We present an alternative approach to the rapid estimation of S–N curves and their scatter. A simultaneous estimation of the S–N curve and its scatter is achieved by applying a two-parametric Weibull distribution to describe the scatter of a number of load cycles to failure at an arbitrary amplitude stress level. The shape of the S–N curve is generally modelled as a linear dependence between the logarithmic value of the number of load cycles to failure and the logarithmic value of the amplitude stress level. This dependence is described by two parameters: a constant term and a scale coefficient of the S–N curve in a log-log scale. Therefore, the same formulation was applied to model the dependence between a scale parameter of the Weibull distribution and the logarithmic value of the amplitude stress level.
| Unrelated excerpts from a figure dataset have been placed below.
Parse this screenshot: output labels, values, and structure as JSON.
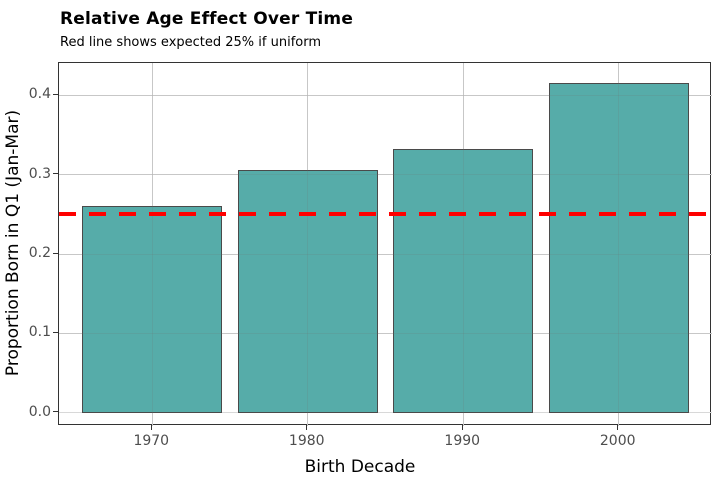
{
  "figure": {
    "title": "Relative Age Effect Over Time",
    "subtitle": "Red line shows expected 25% if uniform"
  },
  "chart_data": {
    "type": "bar",
    "title": "Relative Age Effect Over Time",
    "subtitle": "Red line shows expected 25% if uniform",
    "categories": [
      "1970",
      "1980",
      "1990",
      "2000"
    ],
    "values": [
      0.26,
      0.306,
      0.333,
      0.416
    ],
    "xlabel": "Birth Decade",
    "ylabel": "Proportion Born in Q1 (Jan-Mar)",
    "yticks": [
      0.0,
      0.1,
      0.2,
      0.3,
      0.4
    ],
    "ytick_labels": [
      "0.0",
      "0.1",
      "0.2",
      "0.3",
      "0.4"
    ],
    "ylim": [
      -0.017,
      0.441
    ],
    "bar_width_fraction": 0.9,
    "grid": "major-only",
    "legend": false,
    "reference_line": {
      "value": 0.25,
      "style": "dashed",
      "color": "#FF0000",
      "label": "expected 25% if uniform"
    },
    "colors": {
      "bar_fill": "#56ACA9",
      "bar_border": "#4A4A4A",
      "gridline": "#D8D8D8",
      "grid_overlay": "rgba(110,110,110,0.16)",
      "panel_border": "#333333",
      "tick_mark": "#333333",
      "tick_label": "#4D4D4D",
      "axis_title": "#000000",
      "background": "#FFFFFF"
    }
  }
}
In this manner the S–N curve and its scatter are described by three parameters: the constant term, the scale coefficient and the shape parameter of the Weibull distribution. The three parameters are estimated with a differential ant-stigmergy algorithm from the experimental data. In the article a mathematical background of the approach is presented and applied to three cases of experimentally obtained durability data. The results are analysed and discussed.

► S–N curves and their scatter were estimated by a two-parametric Weibull distr.
► PDF of load cycles to failure depends on stress amplitude.
► Parameters of PDF were estimated by differential ant-stigmergy algorithm.
► The estimated PDF models well the S–N curves and their scatter.